Più che la caccia in sé, nella quale il distanziamento fisico (fisico: non sociale) è naturale, è la gestione delle carcasse di cinghiale a dare pensiero: pertanto il protocollo sanitario per la braccata approvato dalla Liguria, prima in Italia, si concentra soprattutto su quanto avviene nella casa di caccia. Nel documento non si trova niente di insolito rispetto alle abitudini degli ultimi mesi, dai dispositivi di protezione individuale in giù.
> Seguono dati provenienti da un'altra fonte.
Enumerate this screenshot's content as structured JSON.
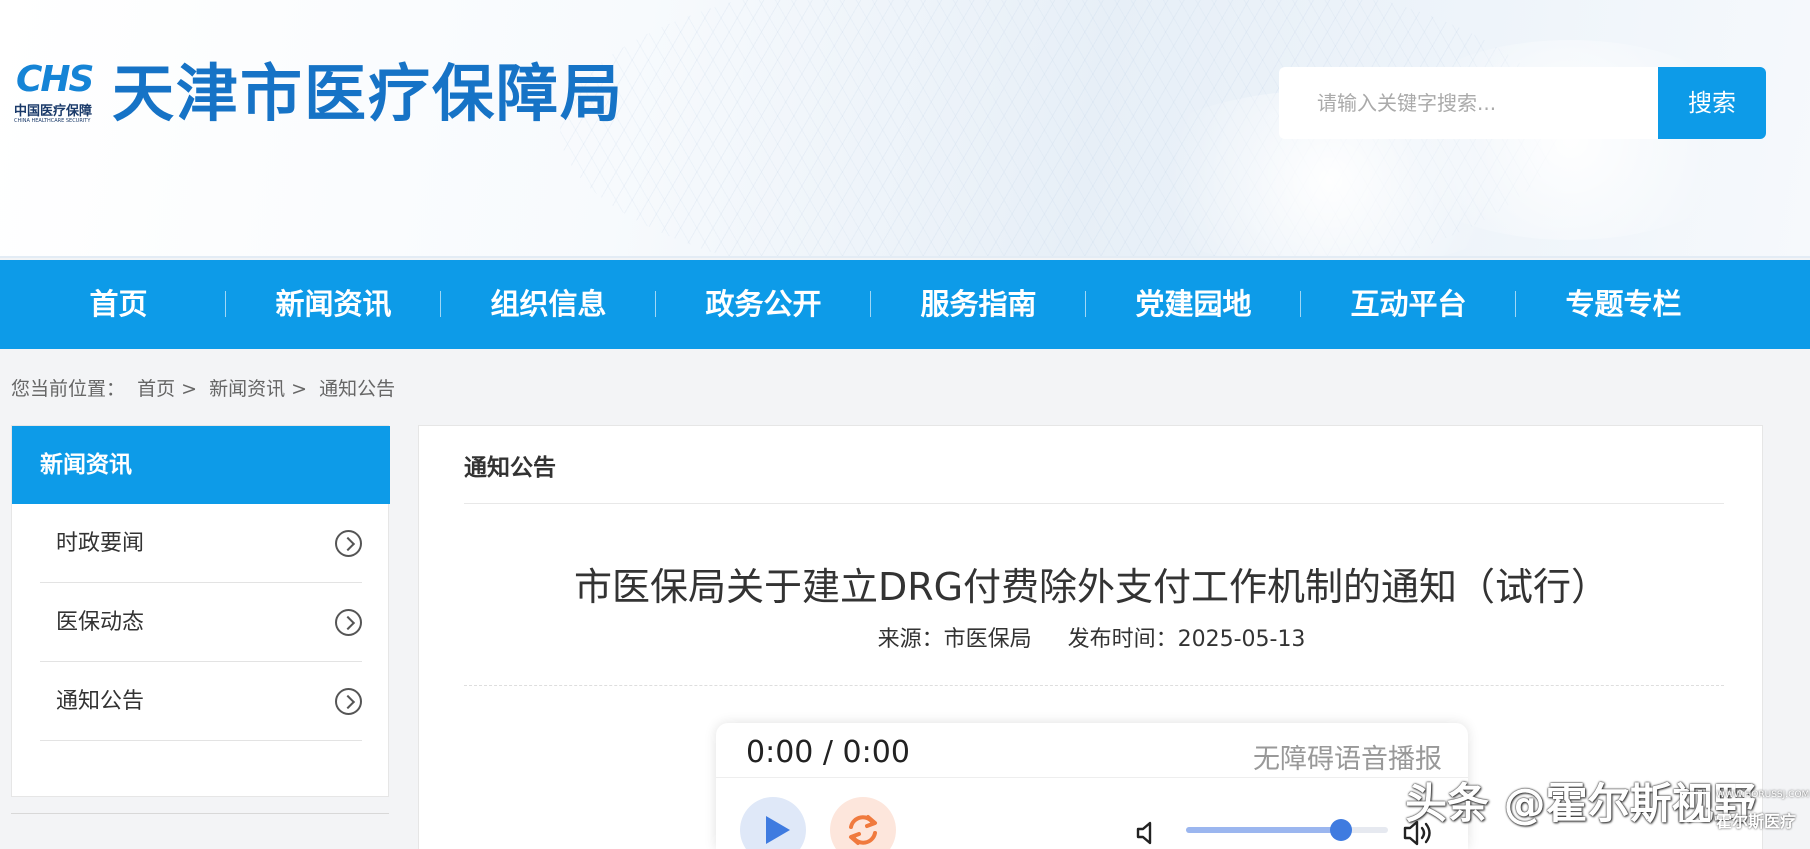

È obbligatorio utilizzare le mascherine chirurgiche in tutte le occasioni in cui non sia possibile mantenere la distanza di un metro. In caso di vicinanza prolungata per un lavoro sistematico, il caposquadra individua le ipotesi in cui sia necessario l’utilizzo di altri dpi (occhiali, visiera). Lo stesso caposquadra, cui è affidata la responsabilità di informare sul protocollo chiunque acceda alla casa di caccia e di collaborare direttamente con le autorità sanitarie, deve anche assicurarsi che si possa ricorrere con semplicità e frequenza al gel a base alcolica per la disinfezione delle mani. Il protocollo richiede inoltre particolare attenzione alla pulizia e alla sanificazione dei locali, soprattutto di macellazione. Per quanto possibile, ogni strumento deve essere sempre utilizzato dalla stessa persona.
La Liguria è stata una delle prime Regioni ad approvare il calendario venatorio per la stagione 2020/2021; a breve la Corte costituzionale si esprimerà sul silenzio-assenso per la costruzione degli appostamenti da caccia.